Maine Coast Stone Symposium Treasurer and Event Chairman Dick Alden of Boothbay represented the organization during the Nov. 26 selectmen’s meeting. He and Event Marketing Coordinator Margaret Hoffman requested use of the common. Two possible sets of dates were requested for 2019. One was July 25 to Aug. 6. The other was Aug. 1 to Aug. 13. Alden told selectmen the symposium is looking for a new venue due to recent staff changes at Boothbay Railway Village.
“Unfortunately, there has been significant staff changes at the railway village. And the guild, not knowing when key management and education positions would be filled made the difficult decision to move forward and locate a new site in the Boothbay region for the 2019 event,” he said.
The 2017 event averaged 250 visitors per day. One session drew over 500. Alden believes attendance may increase this year with a new venue and no admission charge. Organizers requested a Thursday afternoon start to avoid conflicting with weekly summer craft fairs held on the common.

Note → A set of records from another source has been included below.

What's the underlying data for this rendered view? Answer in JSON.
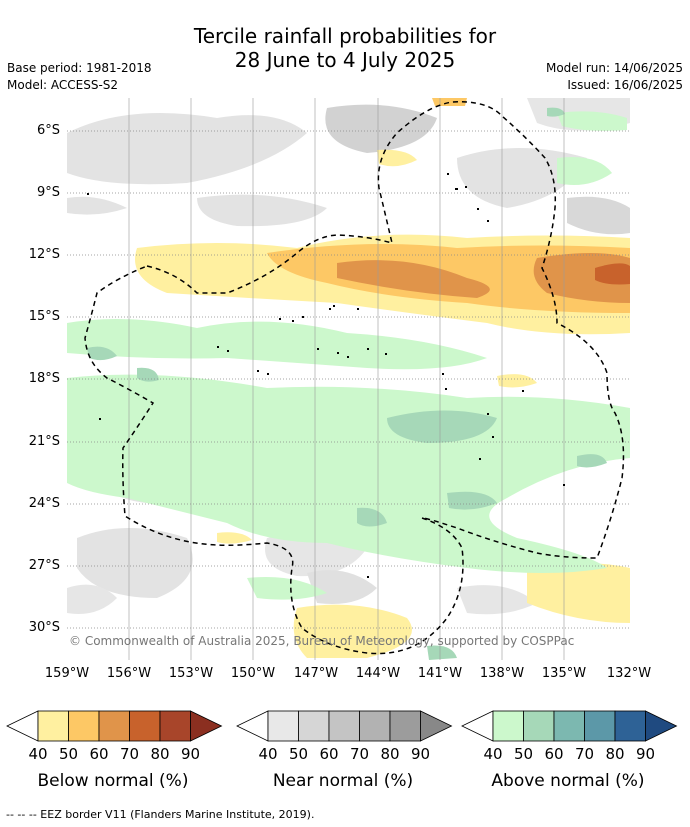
{
  "title_line1": "Tercile rainfall probabilities for",
  "title_line2": "28 June to 4 July 2025",
  "base_period": "Base period: 1981-2018",
  "model": "Model: ACCESS-S2",
  "model_run": "Model run: 14/06/2025",
  "issued": "Issued: 16/06/2025",
  "copyright": "© Commonwealth of Australia 2025, Bureau of Meteorology, supported by COSPPac",
  "footnote": "--  --  -- EEZ border V11 (Flanders Marine Institute, 2019).",
  "lat_labels": [
    "6°S",
    "9°S",
    "12°S",
    "15°S",
    "18°S",
    "21°S",
    "24°S",
    "27°S",
    "30°S"
  ],
  "lon_labels": [
    "159°W",
    "156°W",
    "153°W",
    "150°W",
    "147°W",
    "144°W",
    "141°W",
    "138°W",
    "135°W",
    "132°W"
  ],
  "legends": [
    {
      "title": "Below normal (%)",
      "ticks": [
        "40",
        "50",
        "60",
        "70",
        "80",
        "90"
      ],
      "colors": [
        "#fff0a0",
        "#fdc865",
        "#e0944a",
        "#c8622c",
        "#a8452a",
        "#8b2f20"
      ]
    },
    {
      "title": "Near normal (%)",
      "ticks": [
        "40",
        "50",
        "60",
        "70",
        "80",
        "90"
      ],
      "colors": [
        "#e8e8e8",
        "#d6d6d6",
        "#c4c4c4",
        "#b2b2b2",
        "#9c9c9c",
        "#888888"
      ]
    },
    {
      "title": "Above normal (%)",
      "ticks": [
        "40",
        "50",
        "60",
        "70",
        "80",
        "90"
      ],
      "colors": [
        "#ccf8cc",
        "#a6d8b8",
        "#7cb8b0",
        "#5c98a8",
        "#2e6296",
        "#1f4a80"
      ]
    }
  ],
  "colors": {
    "grid": "#888888",
    "eez": "#000000"
  }
}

The Guild and 12-14 participating artists require between one day and a day and half for set up. For 10 days, sculptors would begin sculpting Maine granite at 8 a.m. On Wednesday, artists would remove materials in anticipation for the next day’s craft fair. Alden explained only the sculptures would remain in a central location out of the craft fair’s way.
The event would conclude with a two-day cleanup of all equipment and sculptures. Alden reported a partnership is being discussed with Boothbay Region Land Trust to have artists’ works featured during the organization’s quadrennial art auction.
The symposium must fill out a Boothbay Common application. Town Manager Dan Bryer will make the ultimate decision. “This is a pretty significant project and prolonged use of the common. So I wanted the board to hear their request with an opportunity to ask any questions before making a decision,” he said. “I need to make sure the event doesn’t interfere with other scheduled uses of the common before giving approval.”
In other action, Bryer updated selectmen about the landscaping committee’s request for proposals in maintaining the common and roundabout. The committee placed a public notice in last week’s Boothbay Register. In 2017, the seven-person committee was charged with creating a new design for a landscape entry into the Boothbay region. This year, selectmen expanded the committee’s role by adding overseeing Boothbay Common maintenance. The public notice solicited requests for proposals for a business with experience maintaining large landscapes.
”The sole purpose of this is for judging what it may cost come time for budget purposes next year,” Bryer said.
Selectmen will meet next at 7 p.m. Wednesday, Dec. 12 in the municipal building’s conference room.